Driehaus Fellow Bin Jiang
I’m so lucky,” says Bin Jiang, talking about his appointment as the business school’s first Driehaus Fellow this academic year. Certainly that luck runs both ways, as Jiang has contributed excellent research and teaching as a management professor at DePaul since 2004. The five-year fellowship, funded by a portion of Richard H. Driehaus’ $30 million donation to the business school, supports the hiring and retention of extraordinary faculty.

“I was drawn to DePaul by the opportunity to work with our depart­ment chair, Scott Young, and other faculty on the business challenges that intrigue me, especially the complexities, both practical and ethical, in managing global supply chains,” Jiang says. “At DePaul, I’m part of a bigger ‘management’ discipline, and that keeps me open to ideas from other areas and colleagues. In many schools, the subsets of management are kept separate, but here we’re an intellectually collaborative group and I really like that.”

In the past 10 years, Jiang has won recognition for his scholarship, including prestigious best-paper awards from the Journal of Operations Management and the Academy of Management. But Jiang’s first love is teaching. “I agree wholeheartedly with DePaul’s philosophy,” he says. “Students are my number one priority.”

In the classroom, Jiang brings a real-world perspective based on 16 years of business experience working in China before coming to the United States. “In operations management, we use a lot of formulas, but a student can’t know what they really mean unless they’re applied practically. I illustrate the principles of supply chain management with case studies based on my own experiences and those of my business friends in China. Because I’m confident in the content, my students connect to the material better.

“Case writing is very time consuming,” Jiang says, “and many schools don’t count it as research. So, teachers are hard-pressed to use cases as a teaching tool. But in law school and medical school, students learn by cases. If I couldn’t provide good cases to my students, I would not be adequately preparing my students for their careers.”

Jiang focuses his work on the role of outsourcing because of the discipline’s central role in modern commerce, he says. “Today’s competition isn’t between companies, but between supply chains.

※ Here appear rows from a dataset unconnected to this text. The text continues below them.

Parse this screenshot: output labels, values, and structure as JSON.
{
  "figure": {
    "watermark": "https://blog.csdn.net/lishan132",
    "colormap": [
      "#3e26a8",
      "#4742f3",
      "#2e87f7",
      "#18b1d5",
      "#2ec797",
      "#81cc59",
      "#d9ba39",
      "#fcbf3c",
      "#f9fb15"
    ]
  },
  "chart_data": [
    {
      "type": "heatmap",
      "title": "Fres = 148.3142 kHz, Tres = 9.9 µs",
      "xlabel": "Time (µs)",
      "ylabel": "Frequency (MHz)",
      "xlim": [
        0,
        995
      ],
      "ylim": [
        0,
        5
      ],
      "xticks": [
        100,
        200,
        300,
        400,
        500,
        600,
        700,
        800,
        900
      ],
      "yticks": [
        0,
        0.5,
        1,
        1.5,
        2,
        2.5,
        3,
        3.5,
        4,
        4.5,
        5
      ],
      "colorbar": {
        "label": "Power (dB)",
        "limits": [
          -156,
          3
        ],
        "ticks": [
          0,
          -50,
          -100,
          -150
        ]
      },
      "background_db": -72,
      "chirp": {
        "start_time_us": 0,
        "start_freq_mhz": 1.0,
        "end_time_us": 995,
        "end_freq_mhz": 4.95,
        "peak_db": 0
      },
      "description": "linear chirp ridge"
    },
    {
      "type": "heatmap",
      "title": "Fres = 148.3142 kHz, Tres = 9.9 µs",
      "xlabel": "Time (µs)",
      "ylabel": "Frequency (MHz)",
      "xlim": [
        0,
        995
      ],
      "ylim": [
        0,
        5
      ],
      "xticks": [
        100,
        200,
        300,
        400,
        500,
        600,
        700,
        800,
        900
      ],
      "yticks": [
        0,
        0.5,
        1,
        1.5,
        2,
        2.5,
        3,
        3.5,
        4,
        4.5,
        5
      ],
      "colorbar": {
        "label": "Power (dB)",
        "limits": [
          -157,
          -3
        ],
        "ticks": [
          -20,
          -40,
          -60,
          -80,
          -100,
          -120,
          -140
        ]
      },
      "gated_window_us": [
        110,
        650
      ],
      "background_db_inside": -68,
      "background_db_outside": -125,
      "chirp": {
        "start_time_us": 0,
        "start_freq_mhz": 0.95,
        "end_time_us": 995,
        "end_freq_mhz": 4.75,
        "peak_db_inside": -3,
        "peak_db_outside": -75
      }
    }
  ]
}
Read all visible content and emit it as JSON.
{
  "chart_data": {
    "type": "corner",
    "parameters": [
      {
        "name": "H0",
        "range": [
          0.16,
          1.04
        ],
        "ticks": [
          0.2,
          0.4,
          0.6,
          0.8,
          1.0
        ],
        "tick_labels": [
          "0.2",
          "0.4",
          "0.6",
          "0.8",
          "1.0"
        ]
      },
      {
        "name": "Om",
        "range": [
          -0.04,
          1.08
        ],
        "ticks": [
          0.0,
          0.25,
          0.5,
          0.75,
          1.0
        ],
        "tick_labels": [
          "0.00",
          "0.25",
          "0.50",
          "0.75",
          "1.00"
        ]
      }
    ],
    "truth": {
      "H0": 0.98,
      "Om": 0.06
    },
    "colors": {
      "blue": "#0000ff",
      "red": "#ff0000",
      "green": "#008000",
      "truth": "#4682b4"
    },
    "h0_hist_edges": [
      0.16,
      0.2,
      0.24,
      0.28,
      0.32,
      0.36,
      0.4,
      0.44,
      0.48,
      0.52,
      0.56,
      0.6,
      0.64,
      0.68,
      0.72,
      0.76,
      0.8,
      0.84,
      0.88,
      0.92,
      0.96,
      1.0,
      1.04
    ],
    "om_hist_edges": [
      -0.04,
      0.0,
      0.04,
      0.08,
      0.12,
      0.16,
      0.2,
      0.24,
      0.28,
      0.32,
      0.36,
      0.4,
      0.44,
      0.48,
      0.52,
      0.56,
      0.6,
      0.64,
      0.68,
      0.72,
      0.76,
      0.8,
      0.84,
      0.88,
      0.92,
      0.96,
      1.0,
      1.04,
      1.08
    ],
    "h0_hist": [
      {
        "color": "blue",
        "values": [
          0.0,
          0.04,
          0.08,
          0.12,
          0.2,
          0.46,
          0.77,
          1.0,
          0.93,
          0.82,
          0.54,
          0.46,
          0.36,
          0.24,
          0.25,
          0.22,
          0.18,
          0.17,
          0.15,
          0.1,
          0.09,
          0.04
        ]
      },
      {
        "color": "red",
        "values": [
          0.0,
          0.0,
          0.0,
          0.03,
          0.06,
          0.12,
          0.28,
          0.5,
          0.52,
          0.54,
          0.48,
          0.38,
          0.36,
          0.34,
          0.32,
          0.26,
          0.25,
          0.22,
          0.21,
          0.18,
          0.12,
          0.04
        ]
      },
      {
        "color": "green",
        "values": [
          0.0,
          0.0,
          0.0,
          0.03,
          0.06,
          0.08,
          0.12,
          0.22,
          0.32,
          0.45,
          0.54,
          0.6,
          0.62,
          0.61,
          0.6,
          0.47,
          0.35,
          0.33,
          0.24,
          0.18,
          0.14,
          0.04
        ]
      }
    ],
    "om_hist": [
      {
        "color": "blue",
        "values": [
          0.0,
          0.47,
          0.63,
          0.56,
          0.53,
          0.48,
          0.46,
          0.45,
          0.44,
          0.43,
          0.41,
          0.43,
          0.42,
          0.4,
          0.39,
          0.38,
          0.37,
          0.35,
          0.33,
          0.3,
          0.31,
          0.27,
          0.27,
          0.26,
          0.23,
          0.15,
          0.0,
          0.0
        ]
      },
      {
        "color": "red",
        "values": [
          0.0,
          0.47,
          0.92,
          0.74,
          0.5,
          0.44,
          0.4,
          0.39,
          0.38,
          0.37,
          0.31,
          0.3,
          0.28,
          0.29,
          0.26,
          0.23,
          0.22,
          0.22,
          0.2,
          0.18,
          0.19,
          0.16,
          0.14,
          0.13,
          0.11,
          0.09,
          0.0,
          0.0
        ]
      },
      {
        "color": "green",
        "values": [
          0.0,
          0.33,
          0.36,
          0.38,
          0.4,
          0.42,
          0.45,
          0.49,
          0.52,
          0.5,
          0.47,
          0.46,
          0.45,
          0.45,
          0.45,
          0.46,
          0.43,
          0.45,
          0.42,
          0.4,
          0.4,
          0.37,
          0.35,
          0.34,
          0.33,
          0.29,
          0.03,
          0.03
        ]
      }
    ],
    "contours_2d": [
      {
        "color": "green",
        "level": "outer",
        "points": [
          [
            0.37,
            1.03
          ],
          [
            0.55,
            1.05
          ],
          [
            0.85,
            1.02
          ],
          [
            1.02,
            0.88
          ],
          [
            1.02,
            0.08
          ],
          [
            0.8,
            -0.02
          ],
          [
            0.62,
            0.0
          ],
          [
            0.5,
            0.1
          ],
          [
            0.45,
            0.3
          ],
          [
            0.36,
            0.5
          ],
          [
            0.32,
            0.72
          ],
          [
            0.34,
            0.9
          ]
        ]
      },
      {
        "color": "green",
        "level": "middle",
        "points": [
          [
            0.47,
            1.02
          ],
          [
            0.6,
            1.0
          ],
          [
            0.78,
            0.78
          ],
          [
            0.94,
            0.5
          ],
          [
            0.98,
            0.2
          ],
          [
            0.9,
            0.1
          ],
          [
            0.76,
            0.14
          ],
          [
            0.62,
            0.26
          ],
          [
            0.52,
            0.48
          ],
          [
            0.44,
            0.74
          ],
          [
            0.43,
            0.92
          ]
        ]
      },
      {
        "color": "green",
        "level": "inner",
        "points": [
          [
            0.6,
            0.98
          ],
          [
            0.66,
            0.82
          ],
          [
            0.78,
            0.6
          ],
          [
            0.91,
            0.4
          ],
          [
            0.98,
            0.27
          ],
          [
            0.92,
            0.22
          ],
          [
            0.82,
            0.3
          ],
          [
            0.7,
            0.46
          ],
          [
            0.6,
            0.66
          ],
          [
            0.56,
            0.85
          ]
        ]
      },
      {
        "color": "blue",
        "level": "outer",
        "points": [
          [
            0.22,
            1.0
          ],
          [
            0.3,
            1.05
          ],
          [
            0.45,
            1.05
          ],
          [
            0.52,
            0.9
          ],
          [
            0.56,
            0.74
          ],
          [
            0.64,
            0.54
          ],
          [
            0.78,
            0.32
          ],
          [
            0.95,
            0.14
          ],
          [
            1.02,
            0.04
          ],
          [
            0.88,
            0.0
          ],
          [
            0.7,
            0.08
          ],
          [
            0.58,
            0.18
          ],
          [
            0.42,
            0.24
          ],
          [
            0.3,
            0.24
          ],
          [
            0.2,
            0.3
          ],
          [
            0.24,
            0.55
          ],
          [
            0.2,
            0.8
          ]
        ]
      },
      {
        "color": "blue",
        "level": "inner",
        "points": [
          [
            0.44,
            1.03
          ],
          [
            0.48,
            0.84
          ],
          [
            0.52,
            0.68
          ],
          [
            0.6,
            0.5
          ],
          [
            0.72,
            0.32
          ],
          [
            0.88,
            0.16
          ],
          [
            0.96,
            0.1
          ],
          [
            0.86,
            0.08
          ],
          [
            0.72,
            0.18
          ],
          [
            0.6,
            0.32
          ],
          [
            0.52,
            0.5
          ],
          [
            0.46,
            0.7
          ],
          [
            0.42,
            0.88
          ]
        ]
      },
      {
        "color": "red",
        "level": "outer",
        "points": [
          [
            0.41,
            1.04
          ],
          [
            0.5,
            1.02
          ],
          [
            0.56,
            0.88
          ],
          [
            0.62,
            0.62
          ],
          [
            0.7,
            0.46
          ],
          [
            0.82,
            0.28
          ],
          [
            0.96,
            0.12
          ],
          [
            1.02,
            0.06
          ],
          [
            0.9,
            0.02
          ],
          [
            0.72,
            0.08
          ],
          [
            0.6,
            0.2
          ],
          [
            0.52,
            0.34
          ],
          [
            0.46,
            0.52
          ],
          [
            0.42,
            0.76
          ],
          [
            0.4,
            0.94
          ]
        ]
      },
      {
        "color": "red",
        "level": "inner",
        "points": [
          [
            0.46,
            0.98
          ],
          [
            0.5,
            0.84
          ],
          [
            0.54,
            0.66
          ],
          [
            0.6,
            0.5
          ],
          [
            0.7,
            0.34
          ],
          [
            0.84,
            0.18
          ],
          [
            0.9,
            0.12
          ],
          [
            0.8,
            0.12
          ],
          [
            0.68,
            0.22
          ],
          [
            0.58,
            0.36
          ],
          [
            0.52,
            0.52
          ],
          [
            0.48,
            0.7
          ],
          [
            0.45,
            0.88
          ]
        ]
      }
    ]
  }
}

As a result, there’s a lot of risk in these relationships.

“For example, when a company outsources part of its production, is the other company a working horse or a Trojan horse? Will the supplier steal the other’s intellectual property or even its business? This has happened plenty of times,” Jiang cautions. “Given that possibility, management has to ask, Does outsourcing really increase our company’s value? Or is it just a short-term advantage with long-term liabilities? On top of those considerations are ethical ones: Are the working conditions in the foreign company fair and safe?”

Jiang considers the Driehaus Fellowship an affirmation of his work so far and a critical enabler of his work to come. “I plan to use the award to explore an important, but underdeveloped, area—that of post-outsourcing management. I think—I plan—that this research will contribute to the reputation and prestige of the Driehaus College of Business.”